第11-2話 竹藪の落とし穴を探すうどん
うどんは河原で考えている。
「こっちで倒した魔物って、持って帰れるのかな?」
顎の下を手で触って考える。
「生きてたら魔魚が襲ってくるけど、死んでたら?大丈夫?」
土手を登りながら、食べれそうな魔物なら戦ってみようかと思っている。
「もう、長剣いらないな。」
うどんが長剣を取りに戻ると、スライムはいなくなっていた。
長剣を肩に担ぎ、河原に持っていく。
草丈の高い場所を選んで、長剣を置いた。
「此処なら対岸からは見えにくいよね。」
土手を登り返す。
「よし!」
やるぞ、という気分で声を出した。
覆面を外してポケットに押し込んだ。
土手の途中から草原を見回して探すと、草が不自然に揺れている場所がある。
何かが居るようだが、高い草に隠れて見えない。
クナイがギリギリ届きそうな距離だ。
(投げてみるか。スライムじゃありませんように。)
神経を集中して、放つ。
クナイが魔物に届くより前に、2本目のクナイを構えた。
「ピギっ」
魔物が草むらを右に奔る。
土手下に出ると、魔物の姿が見えた。
イノシシの魔物だ。牙が見事な大きさに発達している。
あの牙で刺されたら大怪我しそうだ。
うどんに気付いて突進してくる。

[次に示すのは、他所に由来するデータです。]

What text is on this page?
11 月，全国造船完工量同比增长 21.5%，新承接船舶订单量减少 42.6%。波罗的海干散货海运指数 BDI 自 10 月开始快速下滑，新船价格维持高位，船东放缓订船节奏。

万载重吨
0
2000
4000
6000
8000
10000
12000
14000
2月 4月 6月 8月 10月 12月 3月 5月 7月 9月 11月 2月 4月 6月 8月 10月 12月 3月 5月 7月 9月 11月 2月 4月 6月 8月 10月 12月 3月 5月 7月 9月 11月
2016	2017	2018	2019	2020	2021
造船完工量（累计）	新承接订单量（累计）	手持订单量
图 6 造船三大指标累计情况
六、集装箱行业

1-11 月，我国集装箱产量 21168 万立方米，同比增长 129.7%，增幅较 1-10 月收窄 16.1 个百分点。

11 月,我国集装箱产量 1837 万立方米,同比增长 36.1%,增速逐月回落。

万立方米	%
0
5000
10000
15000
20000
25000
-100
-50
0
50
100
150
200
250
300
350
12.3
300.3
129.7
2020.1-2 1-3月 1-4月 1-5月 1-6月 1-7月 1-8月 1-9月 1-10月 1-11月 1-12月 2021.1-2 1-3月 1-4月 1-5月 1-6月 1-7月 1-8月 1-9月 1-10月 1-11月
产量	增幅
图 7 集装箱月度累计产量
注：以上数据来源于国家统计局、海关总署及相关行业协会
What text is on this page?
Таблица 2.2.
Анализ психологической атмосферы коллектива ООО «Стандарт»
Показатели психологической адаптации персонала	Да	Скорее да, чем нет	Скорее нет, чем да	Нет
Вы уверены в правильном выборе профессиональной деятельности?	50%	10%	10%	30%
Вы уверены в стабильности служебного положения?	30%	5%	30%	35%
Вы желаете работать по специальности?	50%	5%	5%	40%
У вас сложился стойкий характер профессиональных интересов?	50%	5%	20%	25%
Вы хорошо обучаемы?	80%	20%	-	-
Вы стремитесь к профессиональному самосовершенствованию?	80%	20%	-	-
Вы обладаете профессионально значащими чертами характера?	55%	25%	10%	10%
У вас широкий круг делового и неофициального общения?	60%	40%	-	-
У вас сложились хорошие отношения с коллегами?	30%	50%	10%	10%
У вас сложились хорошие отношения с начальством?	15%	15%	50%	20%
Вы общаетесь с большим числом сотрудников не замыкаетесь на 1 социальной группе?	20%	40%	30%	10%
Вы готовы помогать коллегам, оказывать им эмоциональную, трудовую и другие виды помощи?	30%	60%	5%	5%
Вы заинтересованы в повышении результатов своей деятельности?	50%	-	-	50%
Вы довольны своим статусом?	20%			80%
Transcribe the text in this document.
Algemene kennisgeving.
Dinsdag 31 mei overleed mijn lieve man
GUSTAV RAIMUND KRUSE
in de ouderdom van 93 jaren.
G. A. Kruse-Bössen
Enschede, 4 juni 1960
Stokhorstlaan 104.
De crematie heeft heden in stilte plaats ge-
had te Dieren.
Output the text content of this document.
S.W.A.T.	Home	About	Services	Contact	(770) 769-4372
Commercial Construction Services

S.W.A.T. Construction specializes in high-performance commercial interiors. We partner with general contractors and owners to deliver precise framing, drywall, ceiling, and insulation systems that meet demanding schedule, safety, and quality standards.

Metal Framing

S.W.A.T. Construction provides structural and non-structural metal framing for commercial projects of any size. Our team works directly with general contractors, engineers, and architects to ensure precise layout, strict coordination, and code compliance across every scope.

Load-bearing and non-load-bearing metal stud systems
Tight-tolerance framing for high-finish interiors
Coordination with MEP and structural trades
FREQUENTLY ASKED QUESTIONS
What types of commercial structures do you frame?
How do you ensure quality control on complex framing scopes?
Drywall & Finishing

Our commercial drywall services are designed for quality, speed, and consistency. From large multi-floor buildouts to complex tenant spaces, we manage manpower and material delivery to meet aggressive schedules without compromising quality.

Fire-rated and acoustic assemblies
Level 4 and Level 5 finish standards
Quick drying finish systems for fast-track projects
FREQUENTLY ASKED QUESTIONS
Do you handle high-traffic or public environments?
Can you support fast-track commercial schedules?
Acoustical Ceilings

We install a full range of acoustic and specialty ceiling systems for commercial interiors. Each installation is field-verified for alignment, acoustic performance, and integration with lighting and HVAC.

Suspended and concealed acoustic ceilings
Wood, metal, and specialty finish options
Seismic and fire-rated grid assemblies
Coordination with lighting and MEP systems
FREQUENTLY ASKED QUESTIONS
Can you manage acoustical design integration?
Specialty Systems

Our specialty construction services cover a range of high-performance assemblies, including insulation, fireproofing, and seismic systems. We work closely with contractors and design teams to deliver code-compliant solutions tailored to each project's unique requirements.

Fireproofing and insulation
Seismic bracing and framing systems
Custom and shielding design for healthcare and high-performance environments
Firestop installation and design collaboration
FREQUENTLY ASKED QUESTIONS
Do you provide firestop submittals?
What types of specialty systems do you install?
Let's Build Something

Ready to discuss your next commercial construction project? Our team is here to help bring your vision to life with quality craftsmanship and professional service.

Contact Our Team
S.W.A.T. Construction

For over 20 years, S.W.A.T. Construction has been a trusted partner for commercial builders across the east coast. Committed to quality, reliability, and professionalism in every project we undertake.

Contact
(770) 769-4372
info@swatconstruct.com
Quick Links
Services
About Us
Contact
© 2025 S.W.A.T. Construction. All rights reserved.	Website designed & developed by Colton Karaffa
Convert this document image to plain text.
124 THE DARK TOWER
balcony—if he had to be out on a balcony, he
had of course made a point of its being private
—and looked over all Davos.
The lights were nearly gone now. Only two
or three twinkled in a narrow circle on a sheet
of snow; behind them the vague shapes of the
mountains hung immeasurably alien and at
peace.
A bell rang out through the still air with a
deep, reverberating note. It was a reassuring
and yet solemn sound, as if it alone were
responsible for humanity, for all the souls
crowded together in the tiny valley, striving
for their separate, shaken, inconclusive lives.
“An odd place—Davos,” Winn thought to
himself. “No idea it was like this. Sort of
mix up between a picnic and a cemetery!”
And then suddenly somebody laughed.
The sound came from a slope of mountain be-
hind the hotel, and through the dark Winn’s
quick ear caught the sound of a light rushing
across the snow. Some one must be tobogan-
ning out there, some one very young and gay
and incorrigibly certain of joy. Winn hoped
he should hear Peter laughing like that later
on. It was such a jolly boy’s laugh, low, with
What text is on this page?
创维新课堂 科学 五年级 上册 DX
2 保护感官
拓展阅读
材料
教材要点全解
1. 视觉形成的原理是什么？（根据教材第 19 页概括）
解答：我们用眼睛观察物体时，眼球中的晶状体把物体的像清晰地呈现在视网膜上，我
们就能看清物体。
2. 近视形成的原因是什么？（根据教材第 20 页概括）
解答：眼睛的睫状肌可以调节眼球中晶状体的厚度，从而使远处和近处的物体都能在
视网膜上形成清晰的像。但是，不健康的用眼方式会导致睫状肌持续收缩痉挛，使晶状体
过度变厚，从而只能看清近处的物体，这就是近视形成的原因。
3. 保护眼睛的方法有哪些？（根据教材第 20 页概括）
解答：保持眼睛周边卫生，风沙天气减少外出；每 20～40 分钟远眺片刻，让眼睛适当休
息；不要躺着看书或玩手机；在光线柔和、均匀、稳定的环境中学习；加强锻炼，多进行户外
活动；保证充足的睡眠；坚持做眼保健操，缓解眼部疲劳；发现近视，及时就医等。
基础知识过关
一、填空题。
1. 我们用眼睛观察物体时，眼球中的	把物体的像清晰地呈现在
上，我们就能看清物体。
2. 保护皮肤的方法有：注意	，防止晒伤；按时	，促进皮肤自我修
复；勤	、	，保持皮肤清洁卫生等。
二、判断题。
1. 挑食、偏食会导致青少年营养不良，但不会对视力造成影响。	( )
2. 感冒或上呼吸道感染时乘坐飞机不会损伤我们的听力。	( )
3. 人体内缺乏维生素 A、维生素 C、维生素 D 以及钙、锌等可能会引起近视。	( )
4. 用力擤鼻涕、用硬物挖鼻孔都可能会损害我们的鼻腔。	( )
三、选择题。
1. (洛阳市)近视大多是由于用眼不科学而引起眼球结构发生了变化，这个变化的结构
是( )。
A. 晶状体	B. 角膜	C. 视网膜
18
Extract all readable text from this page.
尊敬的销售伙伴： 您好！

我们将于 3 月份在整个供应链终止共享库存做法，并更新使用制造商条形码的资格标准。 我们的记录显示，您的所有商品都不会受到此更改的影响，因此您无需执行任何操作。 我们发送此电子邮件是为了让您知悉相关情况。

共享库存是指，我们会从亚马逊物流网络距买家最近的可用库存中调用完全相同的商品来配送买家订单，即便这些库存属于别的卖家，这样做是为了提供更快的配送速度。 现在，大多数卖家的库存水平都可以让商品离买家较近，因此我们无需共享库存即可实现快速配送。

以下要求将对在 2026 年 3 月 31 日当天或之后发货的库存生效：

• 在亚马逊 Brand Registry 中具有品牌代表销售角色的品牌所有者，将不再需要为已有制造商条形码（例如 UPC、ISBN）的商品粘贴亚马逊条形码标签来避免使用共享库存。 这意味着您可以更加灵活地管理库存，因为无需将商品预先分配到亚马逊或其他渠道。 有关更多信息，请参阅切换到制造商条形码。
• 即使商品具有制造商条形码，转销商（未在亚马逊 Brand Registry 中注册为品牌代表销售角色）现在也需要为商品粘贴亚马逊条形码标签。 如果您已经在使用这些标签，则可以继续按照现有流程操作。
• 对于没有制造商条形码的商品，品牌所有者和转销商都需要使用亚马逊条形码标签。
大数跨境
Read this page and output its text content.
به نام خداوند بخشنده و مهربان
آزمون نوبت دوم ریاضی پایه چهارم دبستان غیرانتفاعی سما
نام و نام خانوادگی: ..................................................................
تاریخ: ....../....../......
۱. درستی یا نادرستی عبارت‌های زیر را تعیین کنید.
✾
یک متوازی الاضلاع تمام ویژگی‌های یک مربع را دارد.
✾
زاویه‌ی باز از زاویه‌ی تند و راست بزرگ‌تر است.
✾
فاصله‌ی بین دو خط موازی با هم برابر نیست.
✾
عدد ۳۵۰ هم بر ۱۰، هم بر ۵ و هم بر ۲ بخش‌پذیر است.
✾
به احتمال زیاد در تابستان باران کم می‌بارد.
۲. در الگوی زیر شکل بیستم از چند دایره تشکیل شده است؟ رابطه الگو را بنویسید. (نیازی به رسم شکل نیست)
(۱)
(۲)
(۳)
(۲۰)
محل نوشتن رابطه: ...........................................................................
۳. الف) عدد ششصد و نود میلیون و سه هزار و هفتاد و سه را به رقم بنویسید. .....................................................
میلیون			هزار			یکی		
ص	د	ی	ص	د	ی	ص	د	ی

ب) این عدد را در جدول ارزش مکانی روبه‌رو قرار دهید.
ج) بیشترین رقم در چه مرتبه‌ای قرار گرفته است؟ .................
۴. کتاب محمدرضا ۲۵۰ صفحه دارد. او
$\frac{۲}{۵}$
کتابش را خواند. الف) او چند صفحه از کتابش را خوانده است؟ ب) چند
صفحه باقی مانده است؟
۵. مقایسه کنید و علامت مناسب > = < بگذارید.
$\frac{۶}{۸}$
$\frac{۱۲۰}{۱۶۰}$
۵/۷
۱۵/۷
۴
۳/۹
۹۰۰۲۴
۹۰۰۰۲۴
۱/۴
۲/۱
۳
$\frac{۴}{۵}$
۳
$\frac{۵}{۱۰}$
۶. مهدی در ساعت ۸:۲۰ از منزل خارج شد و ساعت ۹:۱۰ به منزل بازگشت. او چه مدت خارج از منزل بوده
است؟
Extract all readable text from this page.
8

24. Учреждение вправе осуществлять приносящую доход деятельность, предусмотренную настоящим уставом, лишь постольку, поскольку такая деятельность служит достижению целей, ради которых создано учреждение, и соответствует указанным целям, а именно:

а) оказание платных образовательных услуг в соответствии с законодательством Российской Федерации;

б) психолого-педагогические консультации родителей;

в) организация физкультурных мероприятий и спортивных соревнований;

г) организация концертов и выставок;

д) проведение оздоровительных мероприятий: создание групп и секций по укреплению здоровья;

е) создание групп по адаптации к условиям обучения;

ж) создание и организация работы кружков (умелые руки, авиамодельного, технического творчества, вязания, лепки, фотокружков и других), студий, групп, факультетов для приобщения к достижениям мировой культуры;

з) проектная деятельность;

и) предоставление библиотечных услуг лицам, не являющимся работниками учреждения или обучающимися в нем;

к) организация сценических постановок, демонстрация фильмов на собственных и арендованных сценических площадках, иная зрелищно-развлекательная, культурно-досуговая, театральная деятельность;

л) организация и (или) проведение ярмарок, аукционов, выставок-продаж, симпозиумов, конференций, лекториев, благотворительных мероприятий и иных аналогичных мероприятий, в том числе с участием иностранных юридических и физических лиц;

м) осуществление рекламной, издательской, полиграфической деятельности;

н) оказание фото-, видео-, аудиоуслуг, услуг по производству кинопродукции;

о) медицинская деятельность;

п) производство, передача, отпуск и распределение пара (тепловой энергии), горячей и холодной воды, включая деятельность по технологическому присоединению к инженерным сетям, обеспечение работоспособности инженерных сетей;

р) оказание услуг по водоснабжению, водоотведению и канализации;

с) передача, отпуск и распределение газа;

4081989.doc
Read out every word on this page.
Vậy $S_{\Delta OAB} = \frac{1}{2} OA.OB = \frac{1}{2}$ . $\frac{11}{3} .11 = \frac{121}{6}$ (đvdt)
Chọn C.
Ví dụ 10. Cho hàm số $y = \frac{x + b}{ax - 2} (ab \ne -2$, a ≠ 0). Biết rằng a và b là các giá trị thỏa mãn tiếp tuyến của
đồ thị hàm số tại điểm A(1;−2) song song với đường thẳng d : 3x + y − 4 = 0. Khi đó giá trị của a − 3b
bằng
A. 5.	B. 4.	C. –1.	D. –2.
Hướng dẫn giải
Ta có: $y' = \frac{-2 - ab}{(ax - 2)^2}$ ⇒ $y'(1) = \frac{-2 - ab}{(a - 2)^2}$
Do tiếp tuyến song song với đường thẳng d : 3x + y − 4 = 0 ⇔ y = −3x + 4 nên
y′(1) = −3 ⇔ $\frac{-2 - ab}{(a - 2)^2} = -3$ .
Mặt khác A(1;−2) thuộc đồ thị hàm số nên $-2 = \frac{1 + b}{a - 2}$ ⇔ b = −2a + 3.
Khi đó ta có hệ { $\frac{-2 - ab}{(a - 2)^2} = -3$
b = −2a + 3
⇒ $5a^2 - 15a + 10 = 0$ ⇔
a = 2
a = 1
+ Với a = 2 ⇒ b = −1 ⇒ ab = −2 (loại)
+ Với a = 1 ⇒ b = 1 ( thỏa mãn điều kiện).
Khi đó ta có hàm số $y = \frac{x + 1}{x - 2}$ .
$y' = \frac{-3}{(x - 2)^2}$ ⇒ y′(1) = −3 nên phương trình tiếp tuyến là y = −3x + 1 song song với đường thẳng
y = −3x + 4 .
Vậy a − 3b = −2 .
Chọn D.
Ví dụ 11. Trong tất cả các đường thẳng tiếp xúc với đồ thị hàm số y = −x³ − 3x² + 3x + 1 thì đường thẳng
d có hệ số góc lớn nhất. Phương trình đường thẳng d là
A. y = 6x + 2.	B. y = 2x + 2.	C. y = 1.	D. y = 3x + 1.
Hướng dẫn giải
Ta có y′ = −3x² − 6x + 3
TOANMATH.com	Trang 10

1本目のクナイは胴に刺さっている。
ハチナイを見習って、眉間を狙ってクナイを投げた。
うどんの2本目のクナイは、見事に眉間に刺さったが、刺さりが浅いのか、少し速度が落ちたものの、そのまま迫ってくる。
3本目を投げたが避けられた。
「くそっ。」
鞘から短剣を抜く、盾を構えた。
魔物の衝撃、牙と盾が当たる音は不快な音がした。
1mくらい飛ばされたが、イノシシの魔物を盾でうまくいなした。
魔物は横を走り抜けていき、反転して、身構える。
魔物の闘志が膨らむのが分かる。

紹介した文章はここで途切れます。